In his new documentary, filmmaker Brian Truglio fused his passion for running with his strong connection to the people and culture of the Navajo Nation in Arizona. The result is Racing the Rez, a documentary that tells the story of contemporary life on the Navajo Nation through the eyes and legs of boys running high school cross-country for the fiercely competitive state championship rival teams of Tuba City and Chinle. For these boys, running provides a release from the challenges of being a teenager and growing up on the Reservation.
“Both teams have coaches who use the sport and the tradition behind it to give the kids the tools they need to face challenges they confront growing-up on the Reservation,” Truglio said.
As a life-long runner and former high school cross-country competitor, Truglio understands the power of running to raise the human spirit in trying times. Just before his senior year of high school, Truglio’s close friend and cross-country teammate was killed in a boating accident. Devastated, Truglio and his teammates ran as part of their grieving process.
“Ultimately, running really helped get me and many of my teammates through the experience,” he said. “Running had a powerful effect on me.”
A person’s teenage years can be a challenging time regardless of their background. Growing-up on the Navajo Nation has presented the boys in the film with challenges that are both universal and unique to their situation. Despite Reservation teams having great success at the state level, Tuba City runner Billy Orman said in the film he feels that cross-country teams on the Reservation don’t receive as much respect as non-Reservation teams. Orman also sees his own running as a way to escape the negative aspects of Reservation life.
“This place is pretty screwed up... alcohol, drugs... running is a way of helping me escape,” Orman said in the film.
Tuba City runner Dennis Klain found his 27-year-old brother’s body after he died from an accidental overdose of painkillers. In the film, Klain said running has helped clear his mind after losing his brother.
Just before starting high school, Chinle runner Jonathan Yazzie’s father abandoned him, his mother and five siblings. Jonathan credits running with keeping his life in order--and him out of trouble.
“All of this time where you’re running with yourself, you start this dialogue with yourself,” Truglio said. “To experience that at such a young age, I think, is really helpful.”

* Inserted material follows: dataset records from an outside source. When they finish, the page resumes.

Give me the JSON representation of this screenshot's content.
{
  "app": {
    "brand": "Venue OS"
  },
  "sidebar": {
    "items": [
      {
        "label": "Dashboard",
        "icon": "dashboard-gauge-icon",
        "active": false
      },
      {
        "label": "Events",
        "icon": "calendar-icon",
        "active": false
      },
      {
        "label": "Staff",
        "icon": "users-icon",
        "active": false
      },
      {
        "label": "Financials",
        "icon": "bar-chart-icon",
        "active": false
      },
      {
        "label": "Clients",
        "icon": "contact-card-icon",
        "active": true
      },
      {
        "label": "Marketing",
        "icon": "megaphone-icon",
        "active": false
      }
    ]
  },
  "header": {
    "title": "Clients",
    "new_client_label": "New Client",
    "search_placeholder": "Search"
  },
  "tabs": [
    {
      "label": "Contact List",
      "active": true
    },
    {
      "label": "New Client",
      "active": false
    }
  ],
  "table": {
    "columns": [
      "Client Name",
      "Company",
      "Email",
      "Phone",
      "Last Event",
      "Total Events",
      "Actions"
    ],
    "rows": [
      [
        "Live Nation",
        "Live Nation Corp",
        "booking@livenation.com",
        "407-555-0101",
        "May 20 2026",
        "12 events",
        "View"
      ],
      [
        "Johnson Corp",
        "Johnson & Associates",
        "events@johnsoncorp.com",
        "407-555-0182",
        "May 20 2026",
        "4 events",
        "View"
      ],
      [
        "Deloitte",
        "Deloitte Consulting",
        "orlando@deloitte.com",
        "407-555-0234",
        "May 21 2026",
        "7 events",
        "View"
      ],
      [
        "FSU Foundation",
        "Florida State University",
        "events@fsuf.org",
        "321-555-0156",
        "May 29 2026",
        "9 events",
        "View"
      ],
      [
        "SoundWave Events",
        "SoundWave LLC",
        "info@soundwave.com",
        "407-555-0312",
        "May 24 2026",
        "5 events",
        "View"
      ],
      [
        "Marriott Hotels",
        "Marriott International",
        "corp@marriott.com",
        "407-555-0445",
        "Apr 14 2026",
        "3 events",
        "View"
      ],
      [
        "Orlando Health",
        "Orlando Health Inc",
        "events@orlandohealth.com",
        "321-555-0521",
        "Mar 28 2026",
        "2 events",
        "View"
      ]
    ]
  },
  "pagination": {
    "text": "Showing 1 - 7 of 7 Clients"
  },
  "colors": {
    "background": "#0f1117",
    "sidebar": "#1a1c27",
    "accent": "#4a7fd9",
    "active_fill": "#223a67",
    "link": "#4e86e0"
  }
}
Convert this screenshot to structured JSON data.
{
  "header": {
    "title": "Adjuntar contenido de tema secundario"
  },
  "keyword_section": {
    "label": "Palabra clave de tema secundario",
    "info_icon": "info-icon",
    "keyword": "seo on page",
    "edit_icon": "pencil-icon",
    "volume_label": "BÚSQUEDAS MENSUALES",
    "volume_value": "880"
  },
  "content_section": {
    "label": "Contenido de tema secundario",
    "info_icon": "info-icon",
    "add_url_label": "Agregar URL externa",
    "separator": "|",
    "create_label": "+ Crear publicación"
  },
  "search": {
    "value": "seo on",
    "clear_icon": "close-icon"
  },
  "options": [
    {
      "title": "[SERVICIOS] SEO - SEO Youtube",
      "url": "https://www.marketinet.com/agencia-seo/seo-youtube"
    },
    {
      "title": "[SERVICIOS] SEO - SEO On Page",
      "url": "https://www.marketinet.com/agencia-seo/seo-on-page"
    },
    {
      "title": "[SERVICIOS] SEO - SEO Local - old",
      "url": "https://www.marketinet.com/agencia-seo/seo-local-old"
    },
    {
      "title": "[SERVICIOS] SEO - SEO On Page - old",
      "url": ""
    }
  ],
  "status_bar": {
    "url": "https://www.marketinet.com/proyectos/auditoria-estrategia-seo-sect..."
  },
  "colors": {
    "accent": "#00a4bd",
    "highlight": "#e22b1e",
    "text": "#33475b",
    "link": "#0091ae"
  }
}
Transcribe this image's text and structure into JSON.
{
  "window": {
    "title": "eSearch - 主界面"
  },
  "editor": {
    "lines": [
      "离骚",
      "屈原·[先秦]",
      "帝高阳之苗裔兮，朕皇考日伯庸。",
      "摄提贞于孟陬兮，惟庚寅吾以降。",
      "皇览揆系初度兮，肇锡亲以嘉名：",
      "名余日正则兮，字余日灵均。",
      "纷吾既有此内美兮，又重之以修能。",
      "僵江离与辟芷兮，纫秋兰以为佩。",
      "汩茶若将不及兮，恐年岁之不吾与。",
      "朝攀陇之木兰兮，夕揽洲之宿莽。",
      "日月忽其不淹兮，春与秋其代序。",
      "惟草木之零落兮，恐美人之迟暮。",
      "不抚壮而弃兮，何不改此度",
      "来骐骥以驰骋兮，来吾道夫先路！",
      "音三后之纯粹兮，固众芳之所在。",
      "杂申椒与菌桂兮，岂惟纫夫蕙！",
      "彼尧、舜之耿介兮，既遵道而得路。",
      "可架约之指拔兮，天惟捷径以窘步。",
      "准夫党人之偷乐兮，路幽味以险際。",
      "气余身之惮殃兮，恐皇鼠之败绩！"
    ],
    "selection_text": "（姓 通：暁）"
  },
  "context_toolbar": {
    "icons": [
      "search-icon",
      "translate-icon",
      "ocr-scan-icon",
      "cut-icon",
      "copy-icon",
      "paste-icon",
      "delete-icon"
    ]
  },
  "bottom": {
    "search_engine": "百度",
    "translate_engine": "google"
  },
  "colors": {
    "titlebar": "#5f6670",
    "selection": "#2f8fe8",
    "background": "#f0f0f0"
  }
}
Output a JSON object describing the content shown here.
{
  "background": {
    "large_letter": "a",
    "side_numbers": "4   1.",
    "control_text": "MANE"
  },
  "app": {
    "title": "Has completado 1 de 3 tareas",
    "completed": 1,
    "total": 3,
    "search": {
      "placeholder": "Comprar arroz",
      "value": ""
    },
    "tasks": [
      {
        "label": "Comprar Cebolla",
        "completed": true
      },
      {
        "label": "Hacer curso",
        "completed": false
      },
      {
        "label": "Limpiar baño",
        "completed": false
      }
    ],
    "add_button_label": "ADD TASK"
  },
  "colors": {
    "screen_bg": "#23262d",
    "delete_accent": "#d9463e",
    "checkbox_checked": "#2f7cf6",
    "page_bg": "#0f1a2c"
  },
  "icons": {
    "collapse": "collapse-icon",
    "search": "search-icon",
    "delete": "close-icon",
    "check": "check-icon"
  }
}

Tuba City state champion runner Ryan Yazzie’s father (no relation to Jonathan) also abandoned him and his family. Ryan’s father eventually died from drug abuse. Ryan hopes to get a running scholarship so he can be the first person in his family to attend college.
“All the boys in the film showed a tremendous amount of courage in the things that they shared with me,” Truglio said. “I think part of it is that they needed to share this stuff, and wanted to share it.”
Truglio first visited the Navajo Nation in 1991 while he was in college. After becoming deeply engaged in a Native cultures class, Truglio spent his winter vacation participating in an assistant teaching program on the Navajo Nation.
“I absolutely loved the kids, I love the culture and I was really taken by it right away,” he said.
The following winter he returned as a participant in the same program. Since then, Truglio periodically visits the Navajo Nation and his many close friends living there. Along with his love of running, Truglio’s close connection to the Navajo Nation played a role in the origins of Racing the Rez.
“I always had it in the back of my mind that I would love to return [to the Navajo Nation] with a project or film some day,” he said. “It [Racing the Rez] really is an intersection of two interests.”
For the past 14 years Truglio has been a video editor working primarily on documentaries, including the Emmy® award winning School Prayer: A Community at War. Racing the Rez is the first feature-length documentary that Truglio has produced and directed.
“My secret wish for Racing the Rez is that I want to make cross-country much cooler to high school kids,” Truglio said. “I really want to encourage kids to go out there and run.”
Interviews were conducted and edited by Ben Kreimer.